Since opening its doors in 1966 with founder Paco’s Manifesto show, Rabanne has always been about making a futurist splash at public events. A tradition continued today outside this show, where scores of posing influencers were still causing a traffic jam on Avenue President Wilson half an hour after the show had finished. Only in Paris Fashion Week, does one have the ideal backdrop for influencers, from the historic settings to the tree-lined boulevards.
Back in the show, Dossena kicked off the action with a quintessentially Rabanne look. A Space Age sex bomb in silver metallic with golden chains and baubles, anchored with some sensational boot high-tech gladiator sandals. Followed by warrior women in metallic tunics, shirts and barely-there sheaths or sequined capes, cut-up cocktails with cowls and dhotis. All of them off to a fun party and not the front line.

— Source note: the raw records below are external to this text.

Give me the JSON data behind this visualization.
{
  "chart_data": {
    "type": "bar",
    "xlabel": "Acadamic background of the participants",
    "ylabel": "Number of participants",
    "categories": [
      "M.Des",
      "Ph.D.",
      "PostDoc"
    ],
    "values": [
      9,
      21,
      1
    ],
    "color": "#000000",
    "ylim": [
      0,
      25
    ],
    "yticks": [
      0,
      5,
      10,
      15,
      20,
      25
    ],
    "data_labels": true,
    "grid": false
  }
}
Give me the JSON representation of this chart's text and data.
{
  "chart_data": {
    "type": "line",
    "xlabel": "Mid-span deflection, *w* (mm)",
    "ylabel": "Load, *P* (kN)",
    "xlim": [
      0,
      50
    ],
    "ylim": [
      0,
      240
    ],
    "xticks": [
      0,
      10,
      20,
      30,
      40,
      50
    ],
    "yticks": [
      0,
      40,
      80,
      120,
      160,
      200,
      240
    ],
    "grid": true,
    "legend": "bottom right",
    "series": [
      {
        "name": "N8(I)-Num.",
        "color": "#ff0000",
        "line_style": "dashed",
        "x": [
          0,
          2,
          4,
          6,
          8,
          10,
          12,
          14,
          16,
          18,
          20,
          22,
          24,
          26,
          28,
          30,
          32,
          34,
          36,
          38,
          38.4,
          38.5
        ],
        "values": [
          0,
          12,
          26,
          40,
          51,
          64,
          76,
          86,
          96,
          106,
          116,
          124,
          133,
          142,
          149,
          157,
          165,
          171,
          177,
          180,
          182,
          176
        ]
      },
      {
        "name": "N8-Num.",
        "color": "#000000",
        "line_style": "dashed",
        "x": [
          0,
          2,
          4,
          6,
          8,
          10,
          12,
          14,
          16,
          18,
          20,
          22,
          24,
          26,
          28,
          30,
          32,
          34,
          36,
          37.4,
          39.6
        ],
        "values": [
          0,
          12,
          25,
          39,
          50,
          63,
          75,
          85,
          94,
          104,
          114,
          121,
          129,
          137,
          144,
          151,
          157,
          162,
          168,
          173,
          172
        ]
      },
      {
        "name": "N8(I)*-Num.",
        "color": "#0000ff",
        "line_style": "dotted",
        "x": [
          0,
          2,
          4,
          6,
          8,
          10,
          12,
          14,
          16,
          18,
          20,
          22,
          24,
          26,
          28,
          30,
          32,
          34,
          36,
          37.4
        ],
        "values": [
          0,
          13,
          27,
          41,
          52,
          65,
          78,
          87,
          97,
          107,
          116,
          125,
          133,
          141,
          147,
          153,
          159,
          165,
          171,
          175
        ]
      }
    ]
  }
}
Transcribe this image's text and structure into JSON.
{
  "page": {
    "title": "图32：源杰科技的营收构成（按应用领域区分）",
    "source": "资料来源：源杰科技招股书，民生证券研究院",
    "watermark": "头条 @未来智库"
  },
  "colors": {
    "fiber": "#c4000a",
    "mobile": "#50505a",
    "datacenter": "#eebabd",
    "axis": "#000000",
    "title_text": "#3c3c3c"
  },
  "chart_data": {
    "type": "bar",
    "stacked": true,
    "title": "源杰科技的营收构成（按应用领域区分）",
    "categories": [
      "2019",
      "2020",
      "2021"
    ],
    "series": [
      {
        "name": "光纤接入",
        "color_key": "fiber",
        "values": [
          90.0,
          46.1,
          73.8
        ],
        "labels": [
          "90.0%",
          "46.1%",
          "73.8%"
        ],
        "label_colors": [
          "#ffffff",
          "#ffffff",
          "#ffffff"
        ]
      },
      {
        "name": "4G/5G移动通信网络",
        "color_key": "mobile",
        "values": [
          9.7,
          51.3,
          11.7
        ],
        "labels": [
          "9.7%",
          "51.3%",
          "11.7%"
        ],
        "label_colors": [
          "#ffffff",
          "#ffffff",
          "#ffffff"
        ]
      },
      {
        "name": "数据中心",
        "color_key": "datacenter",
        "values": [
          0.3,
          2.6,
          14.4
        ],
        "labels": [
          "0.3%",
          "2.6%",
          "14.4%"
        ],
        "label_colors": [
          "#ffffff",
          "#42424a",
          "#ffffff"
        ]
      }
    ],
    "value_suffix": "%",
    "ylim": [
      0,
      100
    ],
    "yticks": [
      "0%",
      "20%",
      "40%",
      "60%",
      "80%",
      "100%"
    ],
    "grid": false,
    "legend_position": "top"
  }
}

Though Dossena’s recent obsession with shaggy mohair looks was hard to fathom, especially in a Spring/Summer 2024 collection shown on a warm fall day. While the sheer repetition of yards of sequins, mini metal plates and dangling balls left you hungry for less of a costume party.
To celebrate 50 years of rap, the house this season linked up with streaming platform Spotify to create Club 57, a series of playlists, podcasts and exclusive drops of French rap. Historically, Paco was the first designer to use Rhodoïd, an acetate similar to LPs, in his shows, and the first to feature music at his catwalks. He later opened an art center at 57 boulevard de la Villette, where later French stars like JoeyStarr and Mc Solaar performed.
Ironically, the show music this season was funky electronica, notably Aphex Twin’s Windowlicker.
In a neat gesture, guests left the show with bags of new and suitable Rabanne-like makeup. Its spray on summer paillettes is called Summer Bomb.
At the end, Julien took his bow to considerable applause. A convincing display before the fashion community he has developed while skilfully reviving this house. He has made the brand relevant.
Yet, somehow, after a decade at the house, one couldn’t help thinking, Dossena has largely completed his mission at Rabanne. This very gifted designer may just have said what he has to say at this house Rabanne.